»So?« Rosa musste das auch sehen. Eilig erhob sie sich und streckte sich neben Ambrosius hin. So lagen sie beide auf dem Rücken, den Blick in das sanfte Blau des Himmels verloren, und bei dem starren Emporschauen zu dem lichten Raume wurden sie von einem angenehmen Gefühl des Schwindels geschüttelt und gewiegt.
»Es ist, als hinge man frei in der Luft – ganz frei – – ganz – ganz«; Rosa wiederholte dieses Wort, dehnte es, ließ es klingen, »ganz… ganz«, als wollte sie mit der Eintönigkeit ihrer Stimme der Unermeßlichkeit dort oben erwidern,
»Willst du jetzt die Geschichte hören?« sagte Ambrosius plötzlich.

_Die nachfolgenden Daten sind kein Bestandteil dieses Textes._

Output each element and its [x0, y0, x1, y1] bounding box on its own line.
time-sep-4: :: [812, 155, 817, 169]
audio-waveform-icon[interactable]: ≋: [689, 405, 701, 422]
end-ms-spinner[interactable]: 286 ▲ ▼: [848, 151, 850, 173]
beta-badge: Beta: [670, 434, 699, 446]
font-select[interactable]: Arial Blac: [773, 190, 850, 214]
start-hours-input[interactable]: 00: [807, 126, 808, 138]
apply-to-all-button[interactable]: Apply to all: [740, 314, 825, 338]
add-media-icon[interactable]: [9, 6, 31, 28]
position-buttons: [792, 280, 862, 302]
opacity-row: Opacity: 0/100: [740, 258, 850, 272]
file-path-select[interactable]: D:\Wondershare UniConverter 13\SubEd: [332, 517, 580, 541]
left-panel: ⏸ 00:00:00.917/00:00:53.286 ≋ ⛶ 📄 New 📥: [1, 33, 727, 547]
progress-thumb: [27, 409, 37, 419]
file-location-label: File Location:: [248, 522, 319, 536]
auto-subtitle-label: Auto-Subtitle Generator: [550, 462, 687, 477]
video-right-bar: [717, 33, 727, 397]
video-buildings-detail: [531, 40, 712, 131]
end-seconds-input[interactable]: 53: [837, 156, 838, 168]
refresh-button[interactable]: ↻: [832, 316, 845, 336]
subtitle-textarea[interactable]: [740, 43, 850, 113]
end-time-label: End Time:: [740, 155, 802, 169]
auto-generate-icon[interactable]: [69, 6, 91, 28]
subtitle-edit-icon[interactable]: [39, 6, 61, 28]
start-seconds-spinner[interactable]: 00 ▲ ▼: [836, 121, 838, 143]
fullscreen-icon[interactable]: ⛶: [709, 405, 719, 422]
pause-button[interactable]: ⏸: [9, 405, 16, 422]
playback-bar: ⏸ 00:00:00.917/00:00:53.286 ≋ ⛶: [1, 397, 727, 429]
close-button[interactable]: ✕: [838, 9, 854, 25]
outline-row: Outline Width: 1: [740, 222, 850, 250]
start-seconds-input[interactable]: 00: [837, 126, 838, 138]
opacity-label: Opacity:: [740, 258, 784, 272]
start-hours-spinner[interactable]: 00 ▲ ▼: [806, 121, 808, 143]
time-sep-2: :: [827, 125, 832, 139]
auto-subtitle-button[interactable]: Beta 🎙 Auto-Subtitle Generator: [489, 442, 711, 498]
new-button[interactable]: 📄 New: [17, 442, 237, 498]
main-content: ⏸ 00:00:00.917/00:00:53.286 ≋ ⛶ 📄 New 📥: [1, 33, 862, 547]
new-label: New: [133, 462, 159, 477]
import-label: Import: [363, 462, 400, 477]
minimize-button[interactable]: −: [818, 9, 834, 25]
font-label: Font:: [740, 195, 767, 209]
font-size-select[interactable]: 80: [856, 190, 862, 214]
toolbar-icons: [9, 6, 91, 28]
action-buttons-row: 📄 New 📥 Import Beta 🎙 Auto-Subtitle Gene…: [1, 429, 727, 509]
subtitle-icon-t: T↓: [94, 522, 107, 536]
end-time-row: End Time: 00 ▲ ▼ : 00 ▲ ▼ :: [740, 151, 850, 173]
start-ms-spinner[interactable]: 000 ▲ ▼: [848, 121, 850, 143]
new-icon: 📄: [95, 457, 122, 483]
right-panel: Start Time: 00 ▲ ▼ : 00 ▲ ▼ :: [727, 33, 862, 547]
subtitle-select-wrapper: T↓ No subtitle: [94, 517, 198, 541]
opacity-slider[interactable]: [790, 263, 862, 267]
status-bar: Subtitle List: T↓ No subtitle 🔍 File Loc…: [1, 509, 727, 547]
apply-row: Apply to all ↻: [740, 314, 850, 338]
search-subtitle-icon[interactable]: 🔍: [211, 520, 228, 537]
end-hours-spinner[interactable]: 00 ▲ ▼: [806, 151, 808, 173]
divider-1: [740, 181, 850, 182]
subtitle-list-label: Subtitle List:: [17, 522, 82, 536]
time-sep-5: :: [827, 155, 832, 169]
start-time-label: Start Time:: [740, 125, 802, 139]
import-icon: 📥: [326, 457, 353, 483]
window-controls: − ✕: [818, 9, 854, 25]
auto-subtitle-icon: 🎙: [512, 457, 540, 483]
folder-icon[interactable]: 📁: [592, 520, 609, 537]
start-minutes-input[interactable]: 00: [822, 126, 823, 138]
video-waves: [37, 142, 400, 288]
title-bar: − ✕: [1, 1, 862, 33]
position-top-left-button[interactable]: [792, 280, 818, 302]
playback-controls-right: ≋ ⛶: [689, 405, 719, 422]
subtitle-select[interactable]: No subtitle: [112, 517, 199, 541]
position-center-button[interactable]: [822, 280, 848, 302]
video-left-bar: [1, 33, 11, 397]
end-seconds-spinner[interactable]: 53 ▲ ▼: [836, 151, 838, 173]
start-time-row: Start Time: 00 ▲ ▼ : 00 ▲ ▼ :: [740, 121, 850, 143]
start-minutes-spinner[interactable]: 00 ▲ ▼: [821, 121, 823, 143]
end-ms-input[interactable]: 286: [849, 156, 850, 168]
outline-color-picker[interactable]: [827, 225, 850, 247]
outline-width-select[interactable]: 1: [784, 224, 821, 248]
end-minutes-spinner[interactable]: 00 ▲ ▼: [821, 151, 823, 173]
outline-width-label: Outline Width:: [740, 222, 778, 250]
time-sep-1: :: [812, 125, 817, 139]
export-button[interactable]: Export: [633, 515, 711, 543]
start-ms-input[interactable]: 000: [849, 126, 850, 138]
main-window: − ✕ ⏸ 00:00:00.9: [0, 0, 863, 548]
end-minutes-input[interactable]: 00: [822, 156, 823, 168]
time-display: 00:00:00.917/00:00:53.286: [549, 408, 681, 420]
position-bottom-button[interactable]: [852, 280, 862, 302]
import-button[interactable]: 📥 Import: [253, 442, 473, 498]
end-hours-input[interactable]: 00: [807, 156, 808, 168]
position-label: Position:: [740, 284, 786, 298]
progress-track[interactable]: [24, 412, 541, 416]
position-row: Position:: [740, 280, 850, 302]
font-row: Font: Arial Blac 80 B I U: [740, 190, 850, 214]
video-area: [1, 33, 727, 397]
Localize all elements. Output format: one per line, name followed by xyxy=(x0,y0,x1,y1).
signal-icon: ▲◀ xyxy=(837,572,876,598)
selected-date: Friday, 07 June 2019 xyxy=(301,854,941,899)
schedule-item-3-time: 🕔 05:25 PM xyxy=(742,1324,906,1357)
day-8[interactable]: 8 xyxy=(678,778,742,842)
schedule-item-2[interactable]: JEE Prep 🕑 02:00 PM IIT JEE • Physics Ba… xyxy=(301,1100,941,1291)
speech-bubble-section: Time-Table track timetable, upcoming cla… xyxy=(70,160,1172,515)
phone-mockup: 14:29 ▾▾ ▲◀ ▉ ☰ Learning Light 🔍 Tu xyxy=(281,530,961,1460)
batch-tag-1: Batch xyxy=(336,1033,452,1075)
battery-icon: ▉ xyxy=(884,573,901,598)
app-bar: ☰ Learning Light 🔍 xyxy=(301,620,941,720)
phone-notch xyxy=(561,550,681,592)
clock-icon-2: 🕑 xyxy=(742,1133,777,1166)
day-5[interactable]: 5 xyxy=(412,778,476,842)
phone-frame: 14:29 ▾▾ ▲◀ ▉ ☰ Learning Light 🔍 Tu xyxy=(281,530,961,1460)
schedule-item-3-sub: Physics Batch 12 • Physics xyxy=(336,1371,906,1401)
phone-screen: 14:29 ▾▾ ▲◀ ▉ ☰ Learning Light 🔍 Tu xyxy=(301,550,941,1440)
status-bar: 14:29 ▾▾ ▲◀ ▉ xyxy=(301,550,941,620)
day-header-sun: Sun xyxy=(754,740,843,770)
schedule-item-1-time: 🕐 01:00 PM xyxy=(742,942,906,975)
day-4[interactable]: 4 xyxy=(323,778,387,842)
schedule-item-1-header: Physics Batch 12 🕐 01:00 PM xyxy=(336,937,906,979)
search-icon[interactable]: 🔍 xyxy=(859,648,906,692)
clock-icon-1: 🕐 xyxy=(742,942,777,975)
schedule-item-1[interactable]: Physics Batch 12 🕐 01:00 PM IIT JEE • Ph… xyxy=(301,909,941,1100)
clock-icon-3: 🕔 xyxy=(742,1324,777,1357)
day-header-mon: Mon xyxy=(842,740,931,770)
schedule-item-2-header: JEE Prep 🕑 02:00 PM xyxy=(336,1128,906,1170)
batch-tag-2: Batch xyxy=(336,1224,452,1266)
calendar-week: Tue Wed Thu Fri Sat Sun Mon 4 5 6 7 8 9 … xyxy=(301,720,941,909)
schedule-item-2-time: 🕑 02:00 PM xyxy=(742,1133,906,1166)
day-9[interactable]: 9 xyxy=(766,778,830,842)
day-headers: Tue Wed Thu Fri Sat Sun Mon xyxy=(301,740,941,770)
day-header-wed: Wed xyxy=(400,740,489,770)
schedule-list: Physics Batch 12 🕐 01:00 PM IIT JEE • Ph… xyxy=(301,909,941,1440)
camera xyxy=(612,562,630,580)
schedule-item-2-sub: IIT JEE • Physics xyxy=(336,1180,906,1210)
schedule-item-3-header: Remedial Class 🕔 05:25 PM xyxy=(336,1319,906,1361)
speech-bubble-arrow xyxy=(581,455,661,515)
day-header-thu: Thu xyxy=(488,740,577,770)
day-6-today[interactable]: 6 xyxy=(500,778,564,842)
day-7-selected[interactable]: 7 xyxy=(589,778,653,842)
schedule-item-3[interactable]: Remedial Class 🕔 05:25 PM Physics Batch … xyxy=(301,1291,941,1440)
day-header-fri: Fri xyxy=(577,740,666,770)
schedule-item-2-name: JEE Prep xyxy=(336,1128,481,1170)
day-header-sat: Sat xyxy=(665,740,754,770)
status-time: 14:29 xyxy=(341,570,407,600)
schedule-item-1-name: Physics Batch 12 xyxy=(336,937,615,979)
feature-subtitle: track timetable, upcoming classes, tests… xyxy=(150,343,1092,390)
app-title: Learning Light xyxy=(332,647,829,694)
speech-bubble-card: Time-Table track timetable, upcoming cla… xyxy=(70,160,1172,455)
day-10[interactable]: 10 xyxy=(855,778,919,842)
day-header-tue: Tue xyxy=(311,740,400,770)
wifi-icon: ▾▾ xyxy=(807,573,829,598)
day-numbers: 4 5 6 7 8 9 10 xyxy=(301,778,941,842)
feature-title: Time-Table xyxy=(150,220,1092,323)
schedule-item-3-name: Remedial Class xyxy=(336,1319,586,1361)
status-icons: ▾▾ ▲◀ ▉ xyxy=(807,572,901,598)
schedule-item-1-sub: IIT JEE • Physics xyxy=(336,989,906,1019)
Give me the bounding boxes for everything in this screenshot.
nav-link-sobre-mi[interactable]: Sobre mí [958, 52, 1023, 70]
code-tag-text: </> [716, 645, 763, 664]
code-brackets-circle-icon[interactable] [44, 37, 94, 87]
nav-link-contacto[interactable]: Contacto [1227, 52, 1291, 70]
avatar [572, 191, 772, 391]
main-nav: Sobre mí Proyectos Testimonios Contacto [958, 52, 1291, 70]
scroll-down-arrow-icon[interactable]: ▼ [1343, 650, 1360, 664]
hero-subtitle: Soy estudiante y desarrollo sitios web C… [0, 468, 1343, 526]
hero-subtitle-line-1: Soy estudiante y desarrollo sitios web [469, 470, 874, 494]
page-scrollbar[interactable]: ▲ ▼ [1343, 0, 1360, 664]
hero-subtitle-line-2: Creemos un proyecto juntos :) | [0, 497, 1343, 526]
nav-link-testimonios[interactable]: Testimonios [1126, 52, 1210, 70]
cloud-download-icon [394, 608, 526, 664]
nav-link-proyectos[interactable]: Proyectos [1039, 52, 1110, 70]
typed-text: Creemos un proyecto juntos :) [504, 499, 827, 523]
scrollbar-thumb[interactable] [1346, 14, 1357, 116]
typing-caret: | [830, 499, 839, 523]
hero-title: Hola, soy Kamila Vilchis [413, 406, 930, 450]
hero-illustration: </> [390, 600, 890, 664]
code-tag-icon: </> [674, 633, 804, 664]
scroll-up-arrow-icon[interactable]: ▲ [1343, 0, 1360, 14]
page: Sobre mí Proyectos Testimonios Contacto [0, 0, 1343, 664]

»Welche?« versetzte Rosa zerstreut.
»Welche? Wie kannst du so fragen? Ich meine, ob du hören willst, was Lanins gesagt haben?«
»Ja – erzähle deine Geschichte.«
»Meine Geschichte?«
Wirklich, sagte Rosa das nicht, als ginge sie die ganze Angelegenheit nichts an? Wo hatte sie nur plötzlich diesen hochmütigen Protektionston her? Er richtete sich auf und wollte etwas sagen – schwieg aber und starrte Rosa verwundert an. Wie verzückt lag sie da – die Augen weit aufgerissen, die Lippen halb geöffnet, die Wangen heißrot und rings um sie auf der Bank das Flimmern der blonden Haare.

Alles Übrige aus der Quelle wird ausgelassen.